Besides, I must occupy my leisure time. There is nothing to do at the bank, which is completely deserted since the judicial inquiry began, except to arrange the bills of all colours. I have again undertaken the writing for the cook on the second floor, Mlle. Seraphine, from whom I accept in return some little refreshment, which I keep in the strong-box, once more become a provision safe. The wife of the governor is also very good to me, and stuffs my pockets each time I go to see her in her great rooms on the Chaussee d’Antin. There nothing has changed; the same luxury, the same comfort, also a three-months’-old baby—the seventh—and a superb nurse, whose Norman cap is the admiration of the Bois de Boulogne. It seems that once started on the rails of fortune, people need a certain time to slacken their speed or stop. Besides, this thief of a Paganetti had, in case of accident, settled everything on his wife. Perhaps that is why this rag-bag of an Italian woman has such an unshakable admiration for him. He has fled, he is in hiding; but she remains convinced that her husband is a little Saint-John of innocence, the victim of his goodness and credulity. One ought to hear her. “You know him, you Moussiou Passajon. You know if he is scrupulous. But as true as there is a God, if my husband had committed such crimes as he is accused of, I myself—you hear me—I myself would put a blunderbuss in his hands, and would say to him, ‘Here, Tchecco, blow out your brains!’” and by the way in which she opens the nostrils of her little turned-up nose, her round eyes, black as jet, one feels that this little Corsican would have acted as she spoke. He must be very clever, this infernal governor, to deceive even his wife, to act a part even at home, where the cleverest let themselves be seen as they really are.
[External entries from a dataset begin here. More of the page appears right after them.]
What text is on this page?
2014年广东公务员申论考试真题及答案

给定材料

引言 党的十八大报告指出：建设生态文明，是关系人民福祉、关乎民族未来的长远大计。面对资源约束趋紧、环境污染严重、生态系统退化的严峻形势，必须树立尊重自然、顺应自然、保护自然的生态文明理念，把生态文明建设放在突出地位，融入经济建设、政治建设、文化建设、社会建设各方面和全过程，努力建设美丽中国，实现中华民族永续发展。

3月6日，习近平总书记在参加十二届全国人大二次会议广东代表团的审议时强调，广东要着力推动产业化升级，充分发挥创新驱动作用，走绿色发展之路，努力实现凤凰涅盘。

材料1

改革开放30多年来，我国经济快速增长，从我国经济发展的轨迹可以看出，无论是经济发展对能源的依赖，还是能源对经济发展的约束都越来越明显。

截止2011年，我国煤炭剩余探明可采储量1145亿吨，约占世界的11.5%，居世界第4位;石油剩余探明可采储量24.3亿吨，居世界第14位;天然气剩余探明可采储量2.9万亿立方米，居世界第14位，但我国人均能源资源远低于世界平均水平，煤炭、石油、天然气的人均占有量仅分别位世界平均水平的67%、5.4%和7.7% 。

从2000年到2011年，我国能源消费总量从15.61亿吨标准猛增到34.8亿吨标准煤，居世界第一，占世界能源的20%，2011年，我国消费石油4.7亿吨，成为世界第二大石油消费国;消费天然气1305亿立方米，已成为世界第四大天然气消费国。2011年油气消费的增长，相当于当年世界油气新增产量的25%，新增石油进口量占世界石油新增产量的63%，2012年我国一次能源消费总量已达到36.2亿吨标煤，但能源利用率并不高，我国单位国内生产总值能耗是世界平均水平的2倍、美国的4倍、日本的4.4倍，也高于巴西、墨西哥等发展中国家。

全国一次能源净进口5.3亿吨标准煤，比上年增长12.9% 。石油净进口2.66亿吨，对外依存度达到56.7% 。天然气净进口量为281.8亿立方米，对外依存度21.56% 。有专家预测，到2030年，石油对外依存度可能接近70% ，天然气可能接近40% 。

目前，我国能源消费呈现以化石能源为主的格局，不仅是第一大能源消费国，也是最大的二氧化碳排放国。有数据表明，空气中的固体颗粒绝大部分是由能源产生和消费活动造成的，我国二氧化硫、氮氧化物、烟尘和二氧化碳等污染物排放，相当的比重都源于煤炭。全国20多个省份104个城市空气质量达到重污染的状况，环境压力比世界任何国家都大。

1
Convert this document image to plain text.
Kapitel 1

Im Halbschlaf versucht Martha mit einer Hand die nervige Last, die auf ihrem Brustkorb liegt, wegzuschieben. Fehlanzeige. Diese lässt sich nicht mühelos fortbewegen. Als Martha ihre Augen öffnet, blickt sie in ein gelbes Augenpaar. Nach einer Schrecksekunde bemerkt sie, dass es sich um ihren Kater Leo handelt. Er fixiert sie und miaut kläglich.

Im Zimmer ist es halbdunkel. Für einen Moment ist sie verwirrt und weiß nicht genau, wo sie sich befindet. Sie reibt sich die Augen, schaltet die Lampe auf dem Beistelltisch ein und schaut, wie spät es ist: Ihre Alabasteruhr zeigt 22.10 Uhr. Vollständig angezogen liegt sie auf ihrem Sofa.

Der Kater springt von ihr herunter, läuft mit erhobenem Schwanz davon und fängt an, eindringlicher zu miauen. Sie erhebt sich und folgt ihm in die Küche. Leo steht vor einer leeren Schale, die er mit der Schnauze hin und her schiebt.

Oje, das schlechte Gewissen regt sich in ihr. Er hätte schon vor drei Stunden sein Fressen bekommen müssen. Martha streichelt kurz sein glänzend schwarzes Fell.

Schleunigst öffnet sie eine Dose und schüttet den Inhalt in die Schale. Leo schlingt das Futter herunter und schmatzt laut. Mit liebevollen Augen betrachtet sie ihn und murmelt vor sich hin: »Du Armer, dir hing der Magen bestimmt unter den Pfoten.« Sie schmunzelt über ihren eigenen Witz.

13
In the meantime all these rogues have good dinners; even Bois l’Hery has his meals sent in to the prison from the Cafe Anglais, and poor old Passajon is reduced to live on scraps picked up in the kitchen. Still we must not grumble too much. There are others more wretched than we are—witness M. Francis, who came in this morning to the Territorial, thin, pale, with dirty linen and frayed cuffs, which he still pulled down by force of habit.

I was at the moment grilling some bacon before the fire in the board-room, my plate laid on the corner of a marqueterie table, with a newspaper underneath to preserve it. I invited Monpavon’s valet to share my frugal meal; but since he has waited on a marquis he had come to think that he formed part of the nobility, and he declined with a dignified air, perfectly ridiculous with his hollow cheeks. He began by telling me that he still had no news of his master; that they had sent him away from the club, all the papers under seal, and a horde of creditors like locusts on the marquis’s small wardrobe. “So that I am a little short,” added M. Francis. That is to say, that he had not the worth of a radish in his pockets, that he had been sleeping for two days on the benches in the streets, awakened at each instant by the police, obliged to rise, to pretend to be drunk so as to seek another shelter. As to eating, I believe he had not done so for a long time, for he looked at the food with such hungry eyes as to wring one’s heart, and when I insisted on putting before him a slice of bacon and a glass of wine, he fell on it like a wolf. All at once the blood came back to his cheeks and, still eating, he began to chatter.

“You know, pere Passajon,” said he to me between two mouthfuls, “I know where he is. I have seen him.”

He winked his eye knowingly. I looked at him in wonder. “Who is it you have seen, M. Francis?”

“The marquis, my master—over there in the little white house behind Notre-Dame.” (He did not use the word morgue, it is too low.) “I was sure I should find him there. I went there first thing next morning. There he was. Oh, well disguised, I tell you. Only his valet could recognise him. The hair gray, the teeth gone, the wrinkles showing his sixty-five years, which he used to hide so well. On the marble slab, with the tap running above, I seemed to see him at his dressing-table.”

“And you said nothing?”

“No. I knew his intentions on the subject for long. I let him go away discreetly, without awakening attention, as he wished. But, all the same, he might have given me a crust of bread before he went, after a service of twenty years.”

And on a sudden, striking the table with his fist with rage:

“When I think that if I had liked I might have been with Mora, instead of going to Monpavon, that I might have had Louis’s place. What luck he has had! How many bags of gold he laid his hands on when his duke died! And the wardrobe—hundreds of shirts, a dressing-gown of blue fox fur worth more than twenty thousand francs. Like Noel, too, he must have made his pile! He had to hurry, too, for he knew that it would stop soon. Now there is nothing to be got in the Place Vendome. An old policeman of a mother who manages everything. Saint-Romans is to be sold, the pictures are to be sold, half the house to be let. It is a real break-up.”